Mais de 50 chefes de Estado e de governo participam da Cúpula da Paz convocada pelo presidente ucraniano, Volodymyr Zelensky, neste fim de semana. Próximo à cidade de Lucerna, na Suíça, os representantes iniciaram, ontem, as tratativas sobre pautas de segurança nuclear e alimentar envolvendo o conflito com a Rússia, que completou dois anos em fevereiro.
No início do encontro, Zelensky manifestou esperança de alcançar “uma paz justa o mais breve possível”. “Acredito que testemunharemos a história sendo escrita aqui. Tudo o que for consenso na cúpula fará parte do processo de paz”, declarou o líder da Ucrânia. Porém, o convite para participar do debate não foi enviado a Moscou, o que gerou críticas.
Líderes de alguns países, como Colômbia e China, argumentaram que a reunião parecia mais um alinhamento frente à guerra, formando “blocos”, e optaram por cancelar a presença no evento. Lula também não aceitou o convite, por considerar inviável chegar a um acordo de paz sem a parte russa, mas enviou um representante.
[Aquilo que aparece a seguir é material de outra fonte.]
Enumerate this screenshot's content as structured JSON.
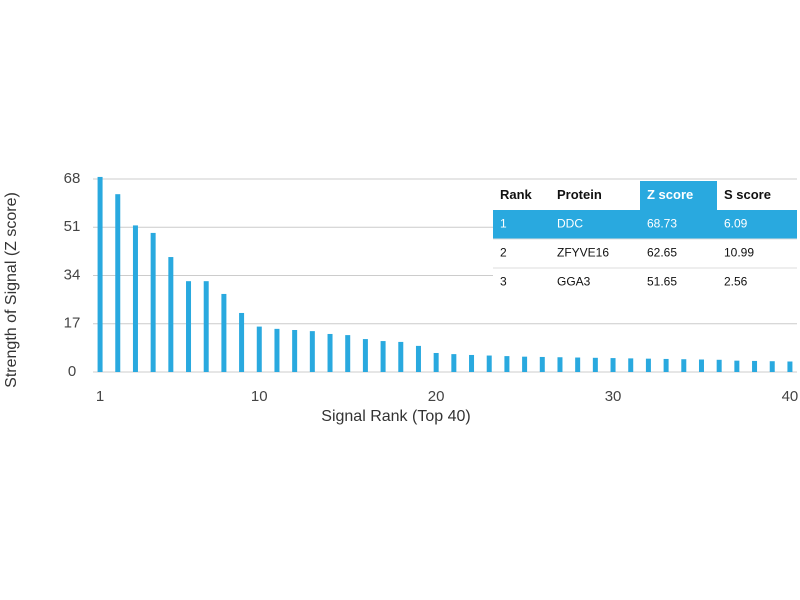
{
  "chart_data": {
    "type": "bar",
    "x_label": "Signal Rank (Top 40)",
    "y_label": "Strength of Signal (Z score)",
    "x": [
      1,
      2,
      3,
      4,
      5,
      6,
      7,
      8,
      9,
      10,
      11,
      12,
      13,
      14,
      15,
      16,
      17,
      18,
      19,
      20,
      21,
      22,
      23,
      24,
      25,
      26,
      27,
      28,
      29,
      30,
      31,
      32,
      33,
      34,
      35,
      36,
      37,
      38,
      39,
      40
    ],
    "values": [
      68.73,
      62.65,
      51.65,
      49,
      40.5,
      32,
      32,
      27.5,
      20.8,
      16,
      15.2,
      14.8,
      14.4,
      13.4,
      13,
      11.6,
      10.9,
      10.6,
      9.2,
      6.7,
      6.3,
      6,
      5.8,
      5.6,
      5.4,
      5.3,
      5.2,
      5.1,
      5,
      4.9,
      4.8,
      4.7,
      4.6,
      4.5,
      4.4,
      4.3,
      4,
      3.9,
      3.8,
      3.7
    ],
    "color": "#29a9df",
    "xlim": [
      0.6,
      40.4
    ],
    "xticks": [
      1,
      10,
      20,
      30,
      40
    ],
    "ylim": [
      0,
      68
    ],
    "yticks": [
      0,
      17,
      34,
      51,
      68
    ],
    "grid": true,
    "table": {
      "columns": [
        "Rank",
        "Protein",
        "Z score",
        "S score"
      ],
      "rows": [
        [
          "1",
          "DDC",
          "68.73",
          "6.09"
        ],
        [
          "2",
          "ZFYVE16",
          "62.65",
          "10.99"
        ],
        [
          "3",
          "GGA3",
          "51.65",
          "2.56"
        ]
      ],
      "highlight_color": "#29a9df"
    }
  }
}
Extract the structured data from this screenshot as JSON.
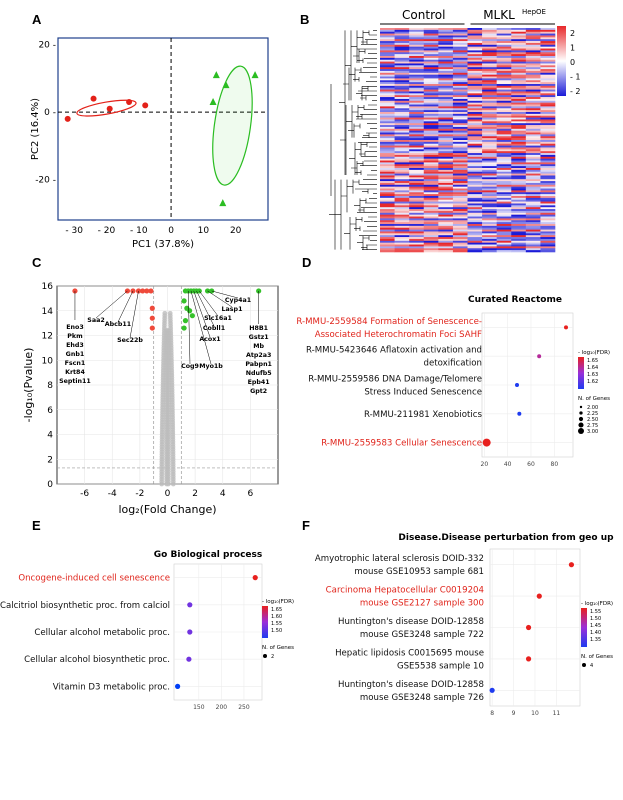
{
  "panels": {
    "A": {
      "letter": "A",
      "chart_data": {
        "type": "scatter",
        "xlabel": "PC1 (37.8%)",
        "ylabel": "PC2 (16.4%)",
        "xlim": [
          -35,
          30
        ],
        "ylim": [
          -32,
          22
        ],
        "xticks": [
          "- 30",
          "- 20",
          "- 10",
          "0",
          "10",
          "20"
        ],
        "yticks": [
          "20 -",
          "0 -",
          "-20 -"
        ],
        "series": [
          {
            "name": "Control",
            "color": "#e32119",
            "points": [
              [
                -32,
                -2
              ],
              [
                -24,
                4
              ],
              [
                -13,
                3
              ],
              [
                -8,
                2
              ],
              [
                -19,
                1
              ]
            ]
          },
          {
            "name": "MLKL HepOE",
            "color": "#2bbd22",
            "points": [
              [
                13,
                3
              ],
              [
                17,
                8
              ],
              [
                14,
                11
              ],
              [
                26,
                11
              ],
              [
                16,
                -27
              ]
            ]
          }
        ]
      }
    },
    "B": {
      "letter": "B",
      "chart_data": {
        "type": "heatmap",
        "groups": [
          "Control",
          "MLKL"
        ],
        "group2_superscript": "HepOE",
        "legend_ticks": [
          "2",
          "1",
          "0",
          "- 1",
          "- 2"
        ],
        "colors": {
          "high": "#e8282b",
          "mid": "#ffffff",
          "low": "#1b1bd8"
        }
      }
    },
    "C": {
      "letter": "C",
      "chart_data": {
        "type": "scatter",
        "xlabel": "log₂(Fold Change)",
        "ylabel": "-log₁₀(Pvalue)",
        "xlim": [
          -8,
          8
        ],
        "ylim": [
          0,
          16
        ],
        "xticks": [
          "-6",
          "-4",
          "-2",
          "0",
          "2",
          "4",
          "6"
        ],
        "yticks": [
          "0",
          "2",
          "4",
          "6",
          "8",
          "10",
          "12",
          "14",
          "16"
        ],
        "up_genes": [
          "Cyp4a1",
          "Lasp1",
          "Slc16a1",
          "Cobll1",
          "Acox1",
          "Cog9",
          "Myo1b",
          "H8B1",
          "Gstz1",
          "Mb",
          "Atp2a3",
          "Pabpn1",
          "Ndufb5",
          "Epb41",
          "Gpt2"
        ],
        "down_genes": [
          "Saa2",
          "Abcb11",
          "Sec22b",
          "Eno3",
          "Pkm",
          "Ehd3",
          "Gnb1",
          "Fscn1",
          "Krt84",
          "Septin11"
        ],
        "sig_up_points": [
          [
            1.3,
            15.6
          ],
          [
            1.5,
            15.6
          ],
          [
            1.7,
            15.6
          ],
          [
            1.9,
            15.6
          ],
          [
            2.1,
            15.6
          ],
          [
            2.3,
            15.6
          ],
          [
            2.9,
            15.6
          ],
          [
            3.2,
            15.6
          ],
          [
            6.6,
            15.6
          ],
          [
            1.2,
            14.8
          ],
          [
            1.4,
            14.2
          ],
          [
            1.6,
            14
          ],
          [
            1.8,
            13.6
          ],
          [
            1.3,
            13.2
          ],
          [
            1.2,
            12.6
          ]
        ],
        "sig_down_points": [
          [
            -6.7,
            15.6
          ],
          [
            -2.9,
            15.6
          ],
          [
            -2.5,
            15.6
          ],
          [
            -2.1,
            15.6
          ],
          [
            -1.8,
            15.6
          ],
          [
            -1.5,
            15.6
          ],
          [
            -1.2,
            15.6
          ],
          [
            -1.1,
            14.2
          ],
          [
            -1.1,
            13.4
          ],
          [
            -1.1,
            12.6
          ]
        ]
      }
    },
    "D": {
      "letter": "D",
      "chart_data": {
        "type": "scatter",
        "title": "Curated Reactome",
        "categories": [
          {
            "label": [
              "R-MMU-2559584 Formation of Senescence-",
              "Associated Heterochromatin Foci SAHF"
            ],
            "highlight": true
          },
          {
            "label": [
              "R-MMU-5423646 Aflatoxin activation and",
              "detoxification"
            ],
            "highlight": false
          },
          {
            "label": [
              "R-MMU-2559586 DNA Damage/Telomere",
              "Stress Induced Senescence"
            ],
            "highlight": false
          },
          {
            "label": [
              "R-MMU-211981 Xenobiotics"
            ],
            "highlight": false
          },
          {
            "label": [
              "R-MMU-2559583 Cellular Senescence"
            ],
            "highlight": true
          }
        ],
        "x": [
          90,
          67,
          48,
          50,
          22
        ],
        "fdr": [
          1.65,
          1.64,
          1.62,
          1.62,
          1.65
        ],
        "genes": [
          2.0,
          2.0,
          2.0,
          2.0,
          3.0
        ],
        "xticks": [
          "20",
          "40",
          "60",
          "80"
        ],
        "xlim": [
          18,
          96
        ],
        "legend_fdr_title": "- log₁₀(FDR)",
        "legend_fdr_ticks": [
          "1.65",
          "1.64",
          "1.63",
          "1.62"
        ],
        "legend_genes_title": "N. of Genes",
        "legend_genes_ticks": [
          "2.00",
          "2.25",
          "2.50",
          "2.75",
          "3.00"
        ]
      }
    },
    "E": {
      "letter": "E",
      "chart_data": {
        "type": "scatter",
        "title": "Go Biological process",
        "categories": [
          {
            "label": [
              "Oncogene-induced cell senescence"
            ],
            "highlight": true
          },
          {
            "label": [
              "Calcitriol biosynthetic proc. from calciol"
            ],
            "highlight": false
          },
          {
            "label": [
              "Cellular alcohol metabolic proc."
            ],
            "highlight": false
          },
          {
            "label": [
              "Cellular alcohol biosynthetic proc."
            ],
            "highlight": false
          },
          {
            "label": [
              "Vitamin D3 metabolic proc."
            ],
            "highlight": false
          }
        ],
        "x": [
          275,
          130,
          130,
          128,
          103
        ],
        "fdr": [
          1.65,
          1.55,
          1.55,
          1.55,
          1.48
        ],
        "genes": [
          2,
          2,
          2,
          2,
          2
        ],
        "xticks": [
          "150",
          "200",
          "250"
        ],
        "xlim": [
          95,
          290
        ],
        "legend_fdr_title": "- log₁₀(FDR)",
        "legend_fdr_ticks": [
          "1.65",
          "1.60",
          "1.55",
          "1.50"
        ],
        "legend_genes_title": "N. of Genes",
        "legend_genes_ticks": [
          "2"
        ]
      }
    },
    "F": {
      "letter": "F",
      "chart_data": {
        "type": "scatter",
        "title": "Disease.Disease perturbation from geo up",
        "categories": [
          {
            "label": [
              "Amyotrophic lateral sclerosis DOID-332",
              "mouse GSE10953 sample 681"
            ],
            "highlight": false
          },
          {
            "label": [
              "Carcinoma Hepatocellular C0019204",
              "mouse GSE2127 sample 300"
            ],
            "highlight": true
          },
          {
            "label": [
              "Huntington's disease DOID-12858",
              "mouse GSE3248 sample 722"
            ],
            "highlight": false
          },
          {
            "label": [
              "Hepatic lipidosis C0015695 mouse",
              "GSE5538 sample 10"
            ],
            "highlight": false
          },
          {
            "label": [
              "Huntington's disease DOID-12858",
              "mouse GSE3248 sample 726"
            ],
            "highlight": false
          }
        ],
        "x": [
          11.7,
          10.2,
          9.7,
          9.7,
          8.0
        ],
        "fdr": [
          1.55,
          1.55,
          1.55,
          1.55,
          1.35
        ],
        "genes": [
          4,
          4,
          4,
          4,
          4
        ],
        "xticks": [
          "8",
          "9",
          "10",
          "11"
        ],
        "xlim": [
          7.9,
          12.1
        ],
        "legend_fdr_title": "- log₁₀(FDR)",
        "legend_fdr_ticks": [
          "1.55",
          "1.50",
          "1.45",
          "1.40",
          "1.35"
        ],
        "legend_genes_title": "N. of Genes",
        "legend_genes_ticks": [
          "4"
        ]
      }
    }
  }
}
Em contraponto, a Suíça afirma que o objetivo da cúpula é dar os primeiros passos e pavimentar um caminho para a paz que, mais tarde, envolverá também a Rússia. O encontro está sendo realizado no luxuoso resort Burgenstock e se encerra hoje.
Isolamento
Às vésperas da conferência, o presidente russo, Vladimir Putin, surpreendeu ao anunciar condições para autorizar uma ordem de cessar-fogo e negociar. Em discurso televisionado, o líder do Kremlin exigiu a retirada das tropas do disputado leste e sul da Ucrânia e a renúncia da adesão à Otan. Zelensky rejeitou o “ultimato”, comparando o modus operandi de Putin ao do ditador Adolf Hitler, e deu prosseguimento ao plano de paz com outras nações.
Ao Correio, Petro Burkovsky, analista da Fundação de Iniciativas Democráticas Ilko Kucheriv, em Kiev, afirmou que há duas tarefas e uma prioridade na cúpula. “A primeira tarefa é consolidar os poderes que apoiam a Ucrânia a longo prazo, o que se reflete no plano de ação preparado para assinatura.”
Já a segunda tarefa, conforme o especialista, é implementar uma nova forma de trabalho para a maioria dos membros da ONU, que são Estados não nucleares, para se defenderem contra coerção e intimidação por qualquer poder nuclear hostil. “A prioridade é isolar a Rússia como um Estado agressor e impedir que ela arruíne a ordem mundial baseada em regras, transformando a multipolaridade em um mundo dividido em esferas de influência de poderes nucleares e bem armados.”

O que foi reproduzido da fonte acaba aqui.